Bigelow’s Cafe Sci lecture takes on single cell genomics
Ramunas Stepanauskas, Ph.D., senior research scientist and director of the Single Cell Genomics Center (SCGC) at Bigelow Laboratory for Ocean Sciences (BLOS), delivered the third lecture in the Café Sci series, “Single Cell Genomics: Understanding the Ocean’s Potential, One Cell at a Time,” at the Opera House of Boothbay Harbor July 30, to a crowd of about 140 people. “He is a real visionary. We (BLOS) have a lot of impressive scientists and he stands out among them,” said Deborah Bronk, BLOS president and CEO, in her introduction.
Stepanauskas, like his Café Sci predecessors, offered photos of himself growing up in 1974 (the year BLOS was founded) in Lithuania, where the closest body of water to him was the Baltic Sea. He attended college in Sweden, first at Uppsala University, before being awarded his Ph.D. in ecology from Lund University. A post-doctoral fellowship at the University of Georgia opened his eyes to how little could be accomplished with modern scientific tools and set him on his current path at BLOS, where he and his team develop state-of-the-art tools to study microscopic organisms. He has studied microbes (that stopped evolving millions of years ago) trapped in water in isolated mines of South Africa, and he has helped NASA detect microbial contamination on spacecraft, but microbial life in the ocean has proven to be his career’s focus. “In the ocean, most life is microscopic – tiny in size, but their numbers are astronomical,” he said.
“Although invisible to the naked eye, the microbes I study are so numerous and diverse that they play major roles in the uptake of atmospheric carbon dioxide, soil fertility, plant and animal health, and countless aspects of the modern bioeconomy. However, only a tiny fraction of the planet’s microbial diversity is amenable to cultivation, a necessity for traditional research techniques,” he writes in Transect (Summer 2024).
In 2009, with the founding of SCGC – the world’s first facility for studying DNA in individual microbial cells – Stepanauskas and his team developed technologies that have mapped biological blueprints of individual microbes, bypassing the need for lab cultivation. Over the next 50 years, Stepanauskas predicts these technologies will cost less, be more scalable, and be applied to a larger scope of scientific inquiry.

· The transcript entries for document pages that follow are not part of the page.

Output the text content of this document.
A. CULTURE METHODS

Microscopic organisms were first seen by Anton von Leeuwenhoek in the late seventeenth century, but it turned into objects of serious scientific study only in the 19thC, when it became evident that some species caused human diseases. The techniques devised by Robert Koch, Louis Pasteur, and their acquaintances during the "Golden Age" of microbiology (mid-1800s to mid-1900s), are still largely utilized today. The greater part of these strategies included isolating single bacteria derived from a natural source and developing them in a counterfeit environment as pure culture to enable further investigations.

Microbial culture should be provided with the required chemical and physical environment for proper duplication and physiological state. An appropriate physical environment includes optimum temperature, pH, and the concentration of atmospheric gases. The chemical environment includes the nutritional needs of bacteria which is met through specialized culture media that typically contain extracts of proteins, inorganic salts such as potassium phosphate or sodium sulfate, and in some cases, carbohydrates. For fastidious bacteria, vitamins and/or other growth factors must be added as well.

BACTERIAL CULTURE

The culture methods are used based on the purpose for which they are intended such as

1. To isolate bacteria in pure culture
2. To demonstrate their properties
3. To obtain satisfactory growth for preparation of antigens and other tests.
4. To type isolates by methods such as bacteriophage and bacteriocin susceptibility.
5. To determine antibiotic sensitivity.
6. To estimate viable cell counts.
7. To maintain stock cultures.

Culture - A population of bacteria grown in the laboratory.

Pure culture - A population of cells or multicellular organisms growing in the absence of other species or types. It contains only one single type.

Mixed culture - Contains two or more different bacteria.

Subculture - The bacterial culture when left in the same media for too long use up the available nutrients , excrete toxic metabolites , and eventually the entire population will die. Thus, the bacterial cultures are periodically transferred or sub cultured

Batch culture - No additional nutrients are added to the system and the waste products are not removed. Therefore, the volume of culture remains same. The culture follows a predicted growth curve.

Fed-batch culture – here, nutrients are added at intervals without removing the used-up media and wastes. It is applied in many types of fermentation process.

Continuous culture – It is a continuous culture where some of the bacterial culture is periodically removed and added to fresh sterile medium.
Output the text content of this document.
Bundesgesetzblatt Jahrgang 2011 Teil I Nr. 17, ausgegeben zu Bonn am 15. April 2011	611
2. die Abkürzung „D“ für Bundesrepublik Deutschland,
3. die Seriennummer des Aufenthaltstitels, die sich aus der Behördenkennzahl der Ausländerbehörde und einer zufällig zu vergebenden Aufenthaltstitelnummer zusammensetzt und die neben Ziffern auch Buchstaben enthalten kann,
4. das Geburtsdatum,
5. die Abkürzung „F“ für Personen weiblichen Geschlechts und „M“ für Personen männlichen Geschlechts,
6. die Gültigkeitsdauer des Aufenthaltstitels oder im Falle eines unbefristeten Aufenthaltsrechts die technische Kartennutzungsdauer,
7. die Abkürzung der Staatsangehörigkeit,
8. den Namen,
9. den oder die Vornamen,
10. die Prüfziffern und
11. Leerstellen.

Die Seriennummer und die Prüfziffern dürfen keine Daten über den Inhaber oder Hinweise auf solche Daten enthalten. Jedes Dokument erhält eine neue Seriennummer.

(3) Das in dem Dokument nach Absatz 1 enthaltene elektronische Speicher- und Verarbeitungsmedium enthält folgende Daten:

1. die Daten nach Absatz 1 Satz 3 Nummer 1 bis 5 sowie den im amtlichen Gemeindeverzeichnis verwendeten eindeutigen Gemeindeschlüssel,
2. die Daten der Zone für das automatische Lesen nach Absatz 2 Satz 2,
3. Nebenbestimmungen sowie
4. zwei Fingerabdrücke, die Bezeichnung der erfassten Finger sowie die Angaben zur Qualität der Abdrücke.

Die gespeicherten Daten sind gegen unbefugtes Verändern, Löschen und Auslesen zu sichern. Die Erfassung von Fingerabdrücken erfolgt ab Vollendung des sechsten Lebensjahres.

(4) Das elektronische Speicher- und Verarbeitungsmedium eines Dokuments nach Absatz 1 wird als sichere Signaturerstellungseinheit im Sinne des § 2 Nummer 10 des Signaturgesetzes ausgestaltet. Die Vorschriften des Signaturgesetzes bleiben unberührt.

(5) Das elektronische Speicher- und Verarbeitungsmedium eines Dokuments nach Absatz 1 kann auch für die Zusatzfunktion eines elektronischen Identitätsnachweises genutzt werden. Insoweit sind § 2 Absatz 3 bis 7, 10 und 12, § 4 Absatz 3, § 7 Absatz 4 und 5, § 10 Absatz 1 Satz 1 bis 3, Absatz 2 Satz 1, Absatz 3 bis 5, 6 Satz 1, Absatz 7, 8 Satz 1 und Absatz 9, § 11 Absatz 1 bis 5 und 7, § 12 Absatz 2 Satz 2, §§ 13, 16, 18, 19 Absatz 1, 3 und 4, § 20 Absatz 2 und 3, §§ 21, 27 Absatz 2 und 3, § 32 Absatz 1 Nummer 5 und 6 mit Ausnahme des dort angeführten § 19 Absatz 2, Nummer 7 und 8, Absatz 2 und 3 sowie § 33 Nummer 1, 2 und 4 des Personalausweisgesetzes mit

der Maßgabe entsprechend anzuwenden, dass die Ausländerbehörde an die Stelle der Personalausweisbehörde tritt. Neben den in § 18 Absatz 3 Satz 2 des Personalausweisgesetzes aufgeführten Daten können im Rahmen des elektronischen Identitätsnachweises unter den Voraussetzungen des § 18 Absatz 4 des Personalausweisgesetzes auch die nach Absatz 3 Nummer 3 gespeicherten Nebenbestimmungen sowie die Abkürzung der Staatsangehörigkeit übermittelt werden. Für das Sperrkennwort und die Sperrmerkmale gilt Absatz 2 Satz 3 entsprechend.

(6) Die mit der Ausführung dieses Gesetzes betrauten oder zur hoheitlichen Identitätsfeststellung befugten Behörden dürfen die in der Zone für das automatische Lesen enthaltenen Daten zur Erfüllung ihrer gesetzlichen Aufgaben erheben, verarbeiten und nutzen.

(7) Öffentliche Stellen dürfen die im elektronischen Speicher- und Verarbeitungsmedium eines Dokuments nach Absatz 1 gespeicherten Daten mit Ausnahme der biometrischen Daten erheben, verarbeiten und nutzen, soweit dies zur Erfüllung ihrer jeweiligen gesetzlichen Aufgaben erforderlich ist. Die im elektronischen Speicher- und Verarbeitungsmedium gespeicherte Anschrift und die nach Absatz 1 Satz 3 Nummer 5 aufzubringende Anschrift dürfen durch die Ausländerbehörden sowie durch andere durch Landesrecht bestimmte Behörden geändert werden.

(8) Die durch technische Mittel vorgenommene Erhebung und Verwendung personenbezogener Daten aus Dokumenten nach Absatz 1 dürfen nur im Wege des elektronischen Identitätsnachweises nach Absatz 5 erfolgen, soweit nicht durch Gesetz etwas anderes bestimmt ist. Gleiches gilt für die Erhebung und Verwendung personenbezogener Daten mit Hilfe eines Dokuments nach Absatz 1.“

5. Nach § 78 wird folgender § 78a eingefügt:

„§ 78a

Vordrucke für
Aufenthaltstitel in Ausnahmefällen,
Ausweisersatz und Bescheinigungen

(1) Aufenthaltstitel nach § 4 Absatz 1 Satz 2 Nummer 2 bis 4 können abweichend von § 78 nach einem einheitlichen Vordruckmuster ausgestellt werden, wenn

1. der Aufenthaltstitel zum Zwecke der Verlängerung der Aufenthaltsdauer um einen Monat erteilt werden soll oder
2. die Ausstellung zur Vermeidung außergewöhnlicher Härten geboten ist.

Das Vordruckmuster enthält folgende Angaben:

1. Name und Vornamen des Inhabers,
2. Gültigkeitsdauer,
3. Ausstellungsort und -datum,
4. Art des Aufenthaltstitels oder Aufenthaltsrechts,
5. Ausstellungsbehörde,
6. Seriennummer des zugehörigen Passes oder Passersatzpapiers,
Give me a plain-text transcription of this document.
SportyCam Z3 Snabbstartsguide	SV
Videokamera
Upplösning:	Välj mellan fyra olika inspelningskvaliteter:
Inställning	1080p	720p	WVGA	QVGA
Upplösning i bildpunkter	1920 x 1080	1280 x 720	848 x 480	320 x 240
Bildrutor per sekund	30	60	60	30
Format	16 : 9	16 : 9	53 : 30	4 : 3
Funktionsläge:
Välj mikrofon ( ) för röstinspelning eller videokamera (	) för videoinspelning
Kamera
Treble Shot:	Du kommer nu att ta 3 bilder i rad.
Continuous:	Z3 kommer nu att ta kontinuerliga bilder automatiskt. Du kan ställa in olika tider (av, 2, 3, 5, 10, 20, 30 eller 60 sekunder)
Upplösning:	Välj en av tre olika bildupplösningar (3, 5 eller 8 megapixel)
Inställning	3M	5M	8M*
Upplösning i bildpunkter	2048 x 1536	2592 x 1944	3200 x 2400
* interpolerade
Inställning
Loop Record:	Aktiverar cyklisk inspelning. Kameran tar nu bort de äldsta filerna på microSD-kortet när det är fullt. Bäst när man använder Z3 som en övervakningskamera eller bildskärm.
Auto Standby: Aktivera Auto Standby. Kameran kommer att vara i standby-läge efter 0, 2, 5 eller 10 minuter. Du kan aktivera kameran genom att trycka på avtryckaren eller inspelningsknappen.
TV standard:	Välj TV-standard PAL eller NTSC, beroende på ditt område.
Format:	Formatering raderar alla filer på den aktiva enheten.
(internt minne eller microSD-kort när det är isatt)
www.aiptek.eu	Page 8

His tools help scientists understand how microbes evolve, what they use as energy sources, and can even measure the rate of respiration in a cell’s genome. His group is centered on connecting a cell’s genome with its biological functions, a knowledge gap that has long evaded scientists. Some of his discoveries have been possible through the use of flow cytometry (FC), as presented in the prior Café Sci by Nicole Poulton, though his research of environment micro-compartment genomics is too small to be picked up by FC and this is where his work in developing tools and technologies through SCGC, along with a partnered start-up company, is today. They have a patent pending to apply this technology to virus-tracking in humans.
“The work here in Boothbay helps us understand implications all over the world,” he said. “SCGC’s services are available to the global scientific community and have been used by over 100 organizations and companies on six continents,” he writes.
As for the next steps, “I’d like to be awarded a grant to expand our research into an offshore, larger environment,” he said.
Stepanauskas’ lecture will be posted on BLOS’s YouTube channel. The series of lectures, sponsored by HM Payson, have built upon themselves in both looking back over BLOS’s 50-year legacy of scientific advancement and in helping the audience understand the science of today. The series concludes Aug. 6 with “Satellite Oceanography: Unlocking Insights by Analyzing the Big Picture,” by senior research scientist Catherine Mitchell, as she looks to unify the content of the prior lectures into a synoptic design that informs BLOS’s approach to research.
Space is limited, and free registration is required.